With the new data I had collected, I needed a way to be able to use all of it and determine what variables have the biggest impact on predicting the winners of NFL games. The best way to do this was through a statistical technique called multiple regression analysis.
Multiple regression analysis is a statistical technique used to examine the relationship between a dependent variable and two or more independent variables. In using multiple regression analysis, my ultimate goal was to estimate the strength and direction of the relationship between the dependent variable(win percentage) and each independent variable(many variables I thought affected winning), while controlling for the effects of all other independent variables. This is useful when trying to understand the complex relationship between multiple variables and how they may jointly influence the outcome of interest. The output of a multiple regression analysis typically includes coefficients for each independent variable, which represent the degree of influence each variable has on the dependent variable, as well as statistical tests to determine the significance of those coefficients. Out of around 45 variables, the 10 below turned out to be the most significant in predicting the winner of an NFL game.
Coefficients:
Estimate Std. Error z value Pr(>|z|)
(Intercept) -29.610043 10.885056 -2.720 0.00652 **
away_moneyline -0.007687 0.003247 -2.367 0.01791 *
home_moneyline -0.009711 0.003453 -2.813 0.00492 **
over_odds -0.003332 0.002271 -1.467 0.14242
away_yds 0.011401 0.005037 2.263 0.02362 *
away_yds_allowed 0.012542 0.005416 2.316 0.02058 *
home_pts 0.676400 0.384368 1.760 0.07845 .
home_yds -0.083224 0.043007 -1.935 0.05298 .
home_yds_allowed 0.042849 0.020484 2.092 0.03645 *
home_yds_per_pt 2.191215 0.993454 2.206 0.02741 *
home_yds_allowed_per_pt -0.924352 0.448847 -2.059 0.03946 *
In multiple regression analysis, it is common to divide the dataset into two subsets: a training set and a testing set. The purpose of this is to build a model using the training set and then assess its accuracy using the testing set. The training set is used to estimate the regression coefficients and develop the multiple regression model. The model is fit to the training set by identifying the values of the coefficients that minimize the error between the predicted values of the dependent variable and the actual values of the dependent variable in the training set. The goal is to create a model that can generalize well to new data, that is, to data outside the training set which is where the testing set is used to evaluate the performance of the model developed from the training set. The testing set consists of data that was not used to develop the model.

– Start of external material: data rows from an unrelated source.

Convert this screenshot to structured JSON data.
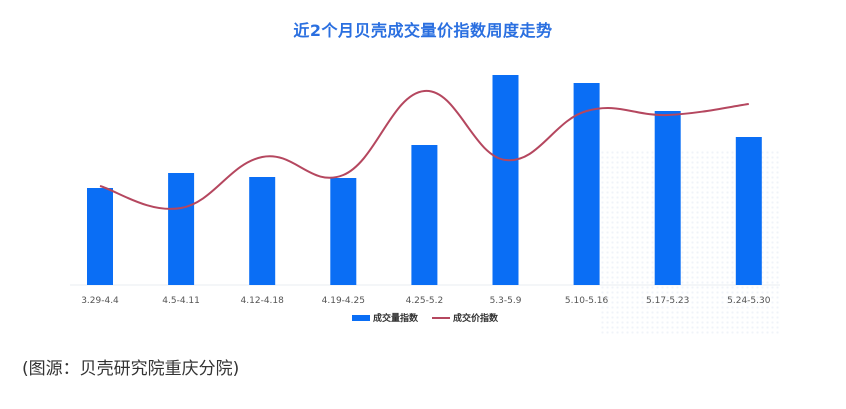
{
  "title": "近2个月贝壳成交量价指数周度走势",
  "source_note": "(图源：贝壳研究院重庆分院)",
  "legend": {
    "bar_label": "成交量指数",
    "line_label": "成交价指数"
  },
  "colors": {
    "bar": "#0a6ef5",
    "line": "#b5475f",
    "title": "#2a6fe0"
  },
  "chart_data": {
    "type": "bar",
    "title": "近2个月贝壳成交量价指数周度走势",
    "xlabel": "",
    "ylabel": "",
    "grid": false,
    "legend_position": "bottom",
    "note": "No y-axis shown; values are relative heights estimated from pixel geometry (baseline = 0).",
    "categories": [
      "3.29-4.4",
      "4.5-4.11",
      "4.12-4.18",
      "4.19-4.25",
      "4.25-5.2",
      "5.3-5.9",
      "5.10-5.16",
      "5.17-5.23",
      "5.24-5.30"
    ],
    "series": [
      {
        "name": "成交量指数",
        "type": "bar",
        "values": [
          97,
          112,
          108,
          107,
          140,
          210,
          202,
          174,
          148
        ]
      },
      {
        "name": "成交价指数",
        "type": "line",
        "values": [
          99,
          77,
          128,
          110,
          194,
          125,
          174,
          170,
          181
        ]
      }
    ],
    "ylim": [
      0,
      220
    ]
  }
}
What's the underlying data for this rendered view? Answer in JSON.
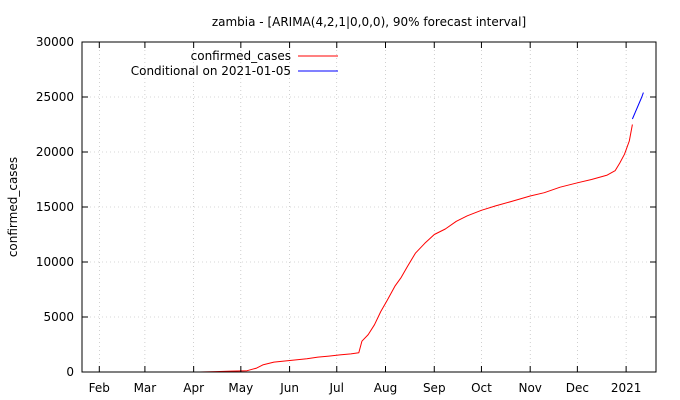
{
  "chart_data": {
    "type": "line",
    "title": "zambia -  [ARIMA(4,2,1|0,0,0), 90% forecast interval]",
    "xlabel": "",
    "ylabel": "confirmed_cases",
    "ylim": [
      0,
      30000
    ],
    "xlim": [
      "2020-01-21",
      "2021-01-20"
    ],
    "yticks": [
      0,
      5000,
      10000,
      15000,
      20000,
      25000,
      30000
    ],
    "xticks": [
      {
        "label": "Feb",
        "date": "2020-02-01"
      },
      {
        "label": "Mar",
        "date": "2020-03-01"
      },
      {
        "label": "Apr",
        "date": "2020-04-01"
      },
      {
        "label": "May",
        "date": "2020-05-01"
      },
      {
        "label": "Jun",
        "date": "2020-06-01"
      },
      {
        "label": "Jul",
        "date": "2020-07-01"
      },
      {
        "label": "Aug",
        "date": "2020-08-01"
      },
      {
        "label": "Sep",
        "date": "2020-09-01"
      },
      {
        "label": "Oct",
        "date": "2020-10-01"
      },
      {
        "label": "Nov",
        "date": "2020-11-01"
      },
      {
        "label": "Dec",
        "date": "2020-12-01"
      },
      {
        "label": "2021",
        "date": "2021-01-01"
      }
    ],
    "grid": true,
    "legend": "top-left",
    "series": [
      {
        "name": "confirmed_cases",
        "color": "#ff0000",
        "points": [
          [
            "2020-04-05",
            0
          ],
          [
            "2020-04-15",
            40
          ],
          [
            "2020-04-25",
            80
          ],
          [
            "2020-05-05",
            120
          ],
          [
            "2020-05-11",
            350
          ],
          [
            "2020-05-15",
            650
          ],
          [
            "2020-05-22",
            900
          ],
          [
            "2020-05-29",
            1000
          ],
          [
            "2020-06-05",
            1100
          ],
          [
            "2020-06-12",
            1200
          ],
          [
            "2020-06-19",
            1350
          ],
          [
            "2020-06-26",
            1450
          ],
          [
            "2020-07-03",
            1550
          ],
          [
            "2020-07-10",
            1650
          ],
          [
            "2020-07-15",
            1750
          ],
          [
            "2020-07-17",
            2800
          ],
          [
            "2020-07-21",
            3400
          ],
          [
            "2020-07-25",
            4300
          ],
          [
            "2020-07-29",
            5500
          ],
          [
            "2020-08-02",
            6500
          ],
          [
            "2020-08-07",
            7800
          ],
          [
            "2020-08-11",
            8600
          ],
          [
            "2020-08-15",
            9600
          ],
          [
            "2020-08-20",
            10800
          ],
          [
            "2020-08-26",
            11700
          ],
          [
            "2020-09-01",
            12500
          ],
          [
            "2020-09-08",
            13000
          ],
          [
            "2020-09-15",
            13700
          ],
          [
            "2020-09-22",
            14200
          ],
          [
            "2020-10-01",
            14700
          ],
          [
            "2020-10-10",
            15100
          ],
          [
            "2020-10-20",
            15500
          ],
          [
            "2020-11-01",
            16000
          ],
          [
            "2020-11-10",
            16300
          ],
          [
            "2020-11-20",
            16800
          ],
          [
            "2020-12-01",
            17200
          ],
          [
            "2020-12-10",
            17500
          ],
          [
            "2020-12-20",
            17900
          ],
          [
            "2020-12-25",
            18300
          ],
          [
            "2020-12-28",
            19000
          ],
          [
            "2020-12-31",
            19800
          ],
          [
            "2021-01-03",
            21000
          ],
          [
            "2021-01-05",
            22500
          ]
        ]
      },
      {
        "name": "Conditional on 2021-01-05",
        "color": "#0000ff",
        "points": [
          [
            "2021-01-05",
            23000
          ],
          [
            "2021-01-08",
            24000
          ],
          [
            "2021-01-11",
            25000
          ],
          [
            "2021-01-12",
            25400
          ]
        ]
      }
    ]
  }
}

The model is used to predict the values of the dependent variable in the testing set and the predicted values are compared to the actual values. The performance of the model is evaluated by calculating various metrics but usually the R-squared values.
Training Set
Away Wins Predicted Home Wins Predicted
Away Wins 66 27 93
Home Wins 31 80 111
Total 97 107 204
Testing Set:
Away Wins Predicted Home Wins Predicted
Away Wins 33 12 45
Home Wins 17 19 36
Total 50 31 81
According to my model, in the 2021-2022 season, I would have predicted around 64% of the games correctly including the postseason.
In a sample of 204 games from the 2021-2022 season, away teams won 45.58%(93/204) of the time. In those 93 wins, my model had predicted they would win 70.97%(66/93) of their games. Of the 204 game sample, my model predicted that the away team would win 97 games and was correct 66 times which is 68%. Out of the training sample of 204 games, my model predicted the home team would win 107 times was correct 80 times which is 74.77%.
Next, I used a testing data set to assess the performance of the training model. The testing set consists of the 81 other game samples that were not used in the training set. This will allow me to understand how well the training model is when using new data.
Out of the new 81 games, my model predicted the home team would win 31 times and was correct 19 times which is 61.29%.
The model predicted the away team to win 50 times out of 81 games and was correct 66%.
In total, my model predicted the winners of games around 64% of the time. Having only around 7 months to research, collect data, and understand how to create a model that could represent all the data, the model did considerably well. For comparison, the two professional models that I wanted to model mine after are constantly being updated, and have been working on them for over 10 years. NFELO and 538 have prediction percentages of 65.5% and 66.2%.